Lichamelijk onderzoek
Röntgenfoto of scan
Behandeling
Behandeling zonder operatie
De behandeling hangt af van het type, de plaats en de ernst van de artrose. Er zijn verschillende mogelijkheden:
- Een beweegprogramma bij een fysiotherapeut. Het doel is om spieren te versterken en de schouder zo beweeglijk mogelijk te houden.
- Pijnstillers en ontstekingsremmende medicijnen om de hoeveelheid vocht in het gewricht te verminderen. Als dit minder is, kunt u de schouder beter bewegen.
- Een injectie met corticosteroïden in het gewricht. Dit medicijn remt de ontstekingen.
Er zijn middelen waarvan het effect bij artrose wetenschappelijk gezien nog niet vaststaat; glucosaminepillen en injecties met hyaluronzuur bijvoorbeeld. Wilt u specifieke middelen gebruiken, overleg dat dan met uw arts.
Operatie
Als de behandeling zonder operatie niet voldoende helpt, kunt u eventueel geopereerd worden. Het belangrijkste doel is vermindering van de pijn. Dit lukt in de meeste gevallen voor een groot deel. De volgende operaties zijn mogelijk:
Een schouderprothese (kunstschouder)
- Tijdens de operatie wordt het schoudergewricht van binnen bekeken.

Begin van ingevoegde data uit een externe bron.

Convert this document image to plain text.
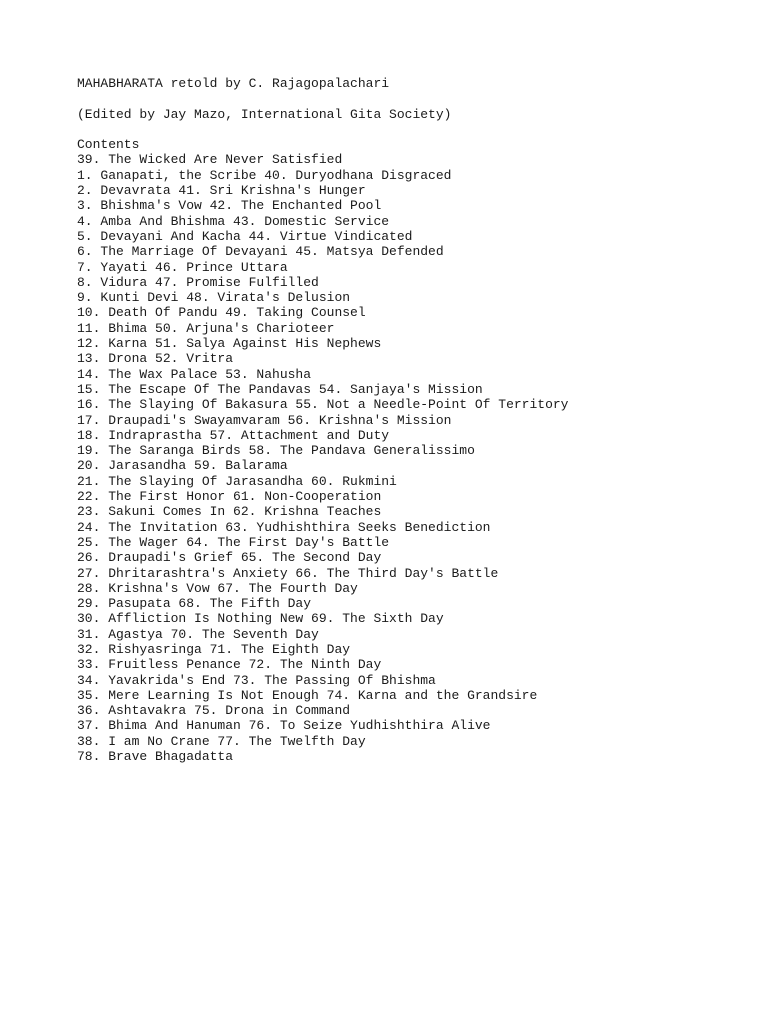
MAHABHARATA retold by C. Rajagopalachari
(Edited by Jay Mazo, International Gita Society)
Contents
39. The Wicked Are Never Satisfied
1. Ganapati, the Scribe 40. Duryodhana Disgraced
2. Devavrata 41. Sri Krishna's Hunger
3. Bhishma's Vow 42. The Enchanted Pool
4. Amba And Bhishma 43. Domestic Service
5. Devayani And Kacha 44. Virtue Vindicated
6. The Marriage Of Devayani 45. Matsya Defended
7. Yayati 46. Prince Uttara
8. Vidura 47. Promise Fulfilled
9. Kunti Devi 48. Virata's Delusion
10. Death Of Pandu 49. Taking Counsel
11. Bhima 50. Arjuna's Charioteer
12. Karna 51. Salya Against His Nephews
13. Drona 52. Vritra
14. The Wax Palace 53. Nahusha
15. The Escape Of The Pandavas 54. Sanjaya's Mission
16. The Slaying Of Bakasura 55. Not a Needle-Point Of Territory
17. Draupadi's Swayamvaram 56. Krishna's Mission
18. Indraprastha 57. Attachment and Duty
19. The Saranga Birds 58. The Pandava Generalissimo
20. Jarasandha 59. Balarama
21. The Slaying Of Jarasandha 60. Rukmini
22. The First Honor 61. Non-Cooperation
23. Sakuni Comes In 62. Krishna Teaches
24. The Invitation 63. Yudhishthira Seeks Benediction
25. The Wager 64. The First Day's Battle
26. Draupadi's Grief 65. The Second Day
27. Dhritarashtra's Anxiety 66. The Third Day's Battle
28. Krishna's Vow 67. The Fourth Day
29. Pasupata 68. The Fifth Day
30. Affliction Is Nothing New 69. The Sixth Day
31. Agastya 70. The Seventh Day
32. Rishyasringa 71. The Eighth Day
33. Fruitless Penance 72. The Ninth Day
34. Yavakrida's End 73. The Passing Of Bhishma
35. Mere Learning Is Not Enough 74. Karna and the Grandsire
36. Ashtavakra 75. Drona in Command
37. Bhima And Hanuman 76. To Seize Yudhishthira Alive
38. I am No Crane 77. The Twelfth Day
78. Brave Bhagadatta
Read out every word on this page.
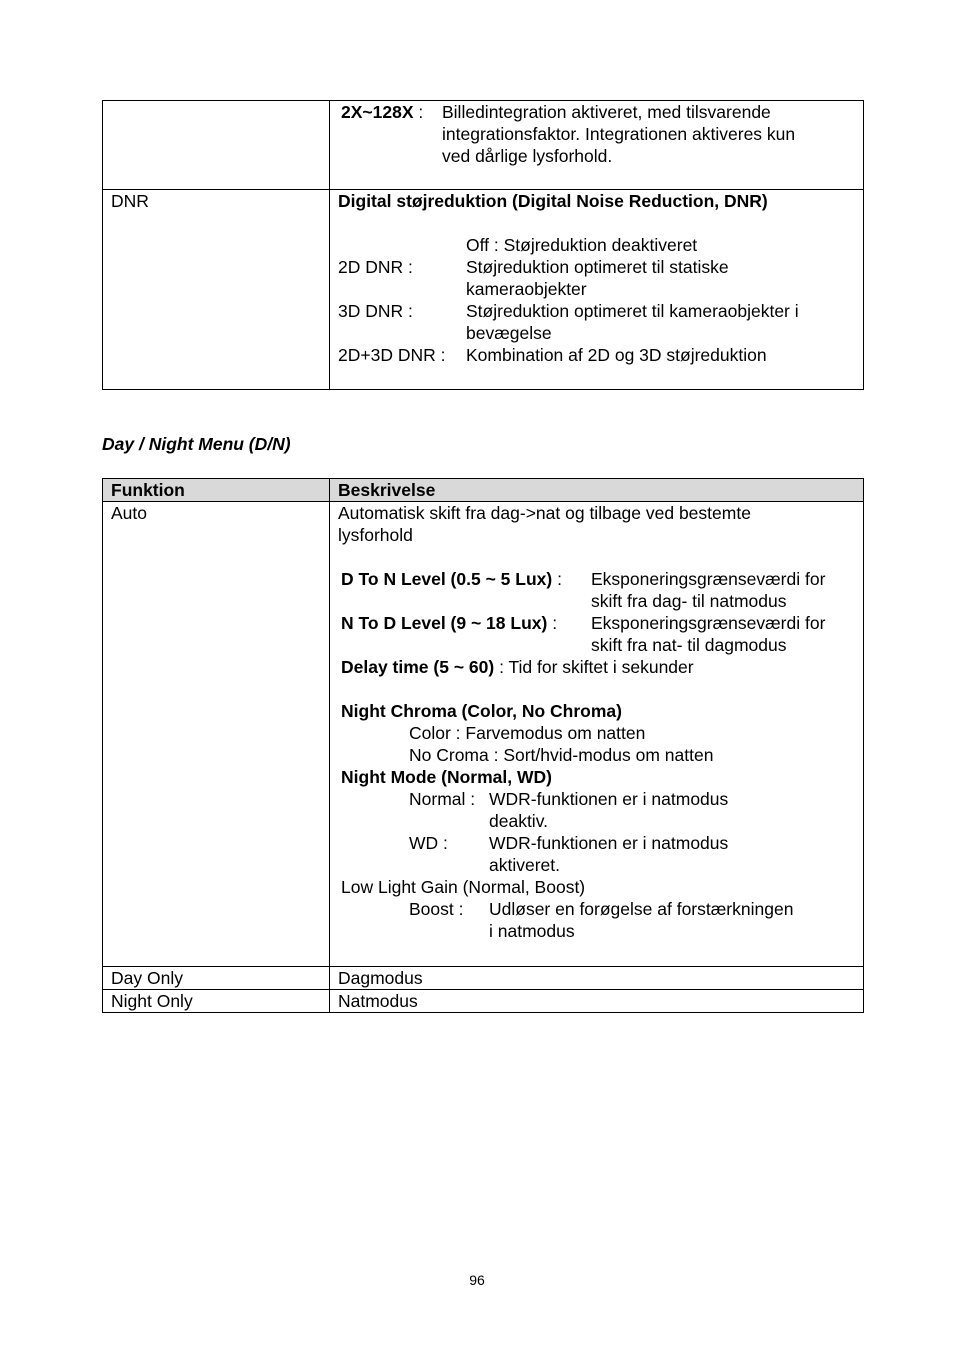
2X~128X :	Billedintegration aktiveret, med tilsvarende
integrationsfaktor. Integrationen aktiveres kun
ved dårlige lysforhold.
DNR	Digital støjreduktion (Digital Noise Reduction, DNR)
Off : Støjreduktion deaktiveret
2D DNR :	Støjreduktion optimeret til statiske
kameraobjekter
3D DNR :	Støjreduktion optimeret til kameraobjekter i
bevægelse
2D+3D DNR :	Kombination af 2D og 3D støjreduktion
Day / Night Menu (D/N)
Funktion	Beskrivelse
Auto	Automatisk skift fra dag->nat og tilbage ved bestemte
lysforhold
D To N Level (0.5 ~ 5 Lux) :	Eksponeringsgrænseværdi for
skift fra dag- til natmodus
N To D Level (9 ~ 18 Lux) :	Eksponeringsgrænseværdi for
skift fra nat- til dagmodus
Delay time (5 ~ 60) : Tid for skiftet i sekunder
Night Chroma (Color, No Chroma)
Color : Farvemodus om natten
No Croma : Sort/hvid-modus om natten
Night Mode (Normal, WD)
Normal : WDR-funktionen er i natmodus
deaktiv.
WD :	WDR-funktionen er i natmodus
aktiveret.
Low Light Gain (Normal, Boost)
Boost :	Udløser en forøgelse af forstærkningen
i natmodus
Day Only	Dagmodus
Night Only	Natmodus
96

- De schouderkop wordt vervangen en mogelijk ook de schouderkom (totale prothese). Dit is afhankelijk van wat de orthopedisch chirurg met u heeft besproken.
- Meestal wordt tijdens de operatie definitief bepaald of ook de schouderkom vervangen moet worden.
Een stukje sleutelbeen verwijderen
Na de behandeling
Na een schouderprothese
- Na een schouderprothese verblijft u enkele dagen in het ziekenhuis.
- Na een paar dagen verdwijnt de operatiepijn.
- Na de behandeling moet u ongeveer zes weken een sling dragen.
- De eerste twee weken na de operatie mag u alleen slingeroefeningen doen.
- Daarna wordt gestart met fysiotherapie. De totale revalidatieduur is 6 maanden tot een jaar.